De acuerdo con los postulados del PND-AMLO, la propuesta posneoliberal no ha sido diseñada, existe una especie de Manifiesto de ideas, de compromisos formales y de objetivos enunciados. Si la esencia del capital privado es la acumulación y el objetivo del Estado es la distribución, los dos no pueden fusionar posibilidades. El modelo alemán de economía social de mercado nunca pudo revertir la distribución de la riqueza vía salarios-utilidades. Ahora se propone la “economía moral”.
Stiglitz se disculpa: “el capitalismo progresista no es un oxímoron; más bien, es la alternativa más viable para una ideología (la neoliberal) que claramente ha fracasado”. Sin embargo, el capitalismo es el capitalismo. El problema, en todo caso, radica en el hecho de que el Estado no ha cumplido su papel mediador en la distribución forzada de la riqueza vía políticas fiscales. Y se agudiza cuando el capital pierde su residencia y se convierte en capital globalizado que atraviesa por países y sociedades disímbolas.
Las restricciones del PND de López Obrador al capital y la forma en que ha impuesto el dominio del Estado explica el hecho de que la economía es lucha por la riqueza, no conciencia moral.
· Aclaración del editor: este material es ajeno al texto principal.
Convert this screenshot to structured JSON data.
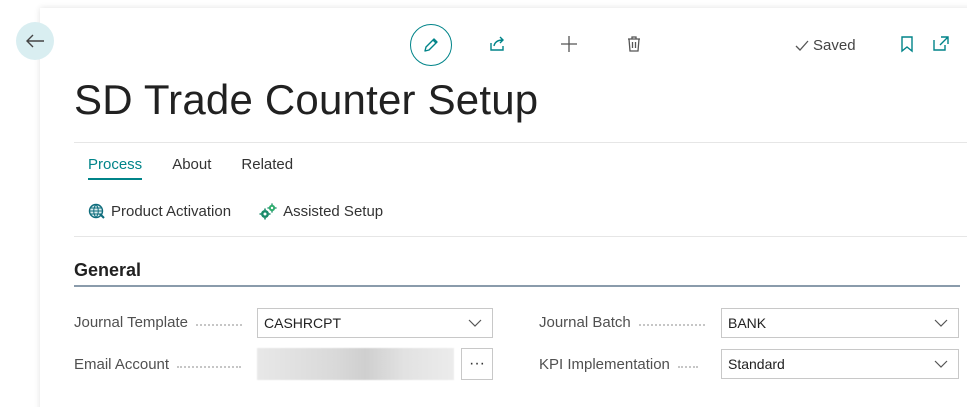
{
  "header": {
    "saved_label": "Saved"
  },
  "title": "SD Trade Counter Setup",
  "tabs": [
    {
      "label": "Process"
    },
    {
      "label": "About"
    },
    {
      "label": "Related"
    }
  ],
  "actions": [
    {
      "label": "Product Activation",
      "icon": "globe-icon"
    },
    {
      "label": "Assisted Setup",
      "icon": "gears-icon"
    }
  ],
  "section": {
    "title": "General"
  },
  "fields": {
    "journal_template": {
      "label": "Journal Template",
      "value": "CASHRCPT"
    },
    "email_account": {
      "label": "Email Account",
      "lookup": "···"
    },
    "journal_batch": {
      "label": "Journal Batch",
      "value": "BANK"
    },
    "kpi_implementation": {
      "label": "KPI Implementation",
      "value": "Standard"
    }
  },
  "colors": {
    "accent": "#008489",
    "back_bg": "#d9eef1"
  }
}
Por eso Max Weber escribió sobre la ética protestante y el espíritu del capitalismo, dos niveles etéreos inexistentes, con el espacio de la religión como el último piso de una economía justa, moral y religiosa, un debate de cien años: Max Weber y la guerra académica de cien años. La polémica en torno a La ética protestante y el espíritu del capitalismo, de Francisco Gil Villegas M. (FCE).
Al final, la propuesta de economía moral se perfil como el modelo PRI de capitalismo con Estado redistribuidor autoritario de la riqueza. Es decir, una restauración que nada tiene de moral.